The first step is to do some tailoring quantification of the model. This is already done to make your model optimal and most suitable for the scene. In addition, its chips are also different in different mobile terminals. Some mobile phones may only have CPU. Some good mobile phones may have GPU NPU or even DSP chips, which can even open up its computing power.
We can better adapt to the chip, there will be some different reasoning framework, each will have some relatively open source framework to use, such as Apple’s Core ML, Google’s TensorFlow Lite, which will do the optimization of the chip scheduling and compilation layer. At this point, the difference between doing and not doing is huge, because how the whole algorithm works is one thing, and how to do memory calls, matrix calculations, floating point calculations is another. Do engineering optimization, the effect can be a hundredfold improvement. Optimization can be done with open source frameworks, or compiled by yourself. If you are familiar with the computing power of the chip, such as how to call different caches and what their sizes are, you can do it yourself. It’s possible that your results will be better targeted than those of an open source framework.
After we integrate the model and the reasoning engine, we end up with a product that we can fit on almost all terminals, fully engineered on all chips, so it can be used in real time.
05. Noise reduction Demo
Now let’s listen to what the noise reduction looks like.
Here are some of the more common kinds of noise. (mp.weixin.qq.com/s/_eRqcotBv…
Let’s listen to the original sound on the keyboard, and then listen to the noise reduction effect of the keyboard. The keyboard sounds have been largely eliminated.

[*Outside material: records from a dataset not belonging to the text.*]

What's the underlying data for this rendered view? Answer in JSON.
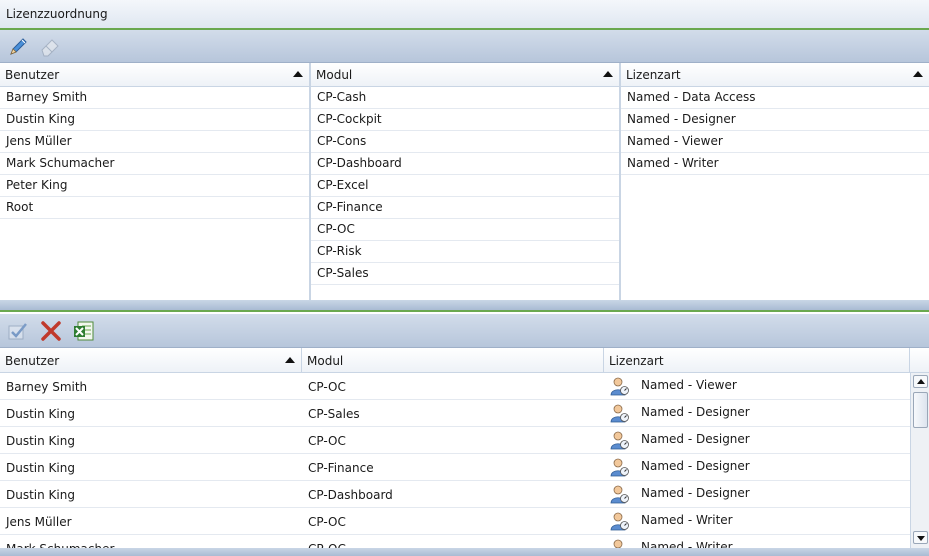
{
  "title": "Lizenzzuordnung",
  "top_toolbar": {
    "edit_icon": "pencil-icon",
    "clear_icon": "eraser-icon"
  },
  "panes": [
    {
      "header": "Benutzer",
      "items": [
        "Barney Smith",
        "Dustin King",
        "Jens Müller",
        "Mark Schumacher",
        "Peter King",
        "Root"
      ]
    },
    {
      "header": "Modul",
      "items": [
        "CP-Cash",
        "CP-Cockpit",
        "CP-Cons",
        "CP-Dashboard",
        "CP-Excel",
        "CP-Finance",
        "CP-OC",
        "CP-Risk",
        "CP-Sales"
      ]
    },
    {
      "header": "Lizenzart",
      "items": [
        "Named - Data Access",
        "Named - Designer",
        "Named - Viewer",
        "Named - Writer"
      ]
    }
  ],
  "bottom_toolbar": {
    "confirm_icon": "check-icon",
    "delete_icon": "delete-x-icon",
    "export_icon": "excel-icon"
  },
  "grid": {
    "columns": [
      "Benutzer",
      "Modul",
      "Lizenzart"
    ],
    "rows": [
      {
        "benutzer": "Barney Smith",
        "modul": "CP-OC",
        "lizenzart": "Named - Viewer"
      },
      {
        "benutzer": "Dustin King",
        "modul": "CP-Sales",
        "lizenzart": "Named - Designer"
      },
      {
        "benutzer": "Dustin King",
        "modul": "CP-OC",
        "lizenzart": "Named - Designer"
      },
      {
        "benutzer": "Dustin King",
        "modul": "CP-Finance",
        "lizenzart": "Named - Designer"
      },
      {
        "benutzer": "Dustin King",
        "modul": "CP-Dashboard",
        "lizenzart": "Named - Designer"
      },
      {
        "benutzer": "Jens Müller",
        "modul": "CP-OC",
        "lizenzart": "Named - Writer"
      },
      {
        "benutzer": "Mark Schumacher",
        "modul": "CP-OC",
        "lizenzart": "Named - Writer"
      }
    ]
  },
  "colors": {
    "accent": "#6aa84f",
    "toolbar": "#c3d0e2"
  }
}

This is what the wind looks like. This is a speech in German in the wind. Let’s listen to the effect of noise reduction.
Subway is also a relatively common scene. Let’s listen to the original sound. This is actually me reading a poem on Shanghai subway Line 10. Let’s listen to one of the effects of noise reduction.
A noise inside a car, like a noise in a taxi, let’s listen. Let’s listen to the noise reduction effect of motion sickness Brother, and this is a piece of language material that we actually recorded in a taxi, with the whole engine noise removed.
Can we do it better?
After listening to these demos, let’s see what we can do to make it better, to make the scene a little bit more.
We still have a lot of unsolved problems. Include some music information, if you are in a music scene to noise, you’ll find accompaniment are not the only voices, these scenarios may be more sophisticated ways, such as audio source separation way, can the sound of the instrument is also retained, but some of the music sounds like a field of noise is more difficult to solve. The other one is like a human voice, like Babble noise, and the background noise is sometimes hard to distinguish from the human voice, especially like the cocktail effect, where everyone is talking, and it’s hard for the AI to determine which person is really speaking effectively. Noise suppression, such as what we are doing is single channel, using some microphone arrays may do some directional noise reduction, but this is also a difficult place, what sound is worth keeping, vocals and background how to distinguish the direction of this is difficult, and this is the future we will explore a more clear direction.
That’s all for my sharing. Thank you.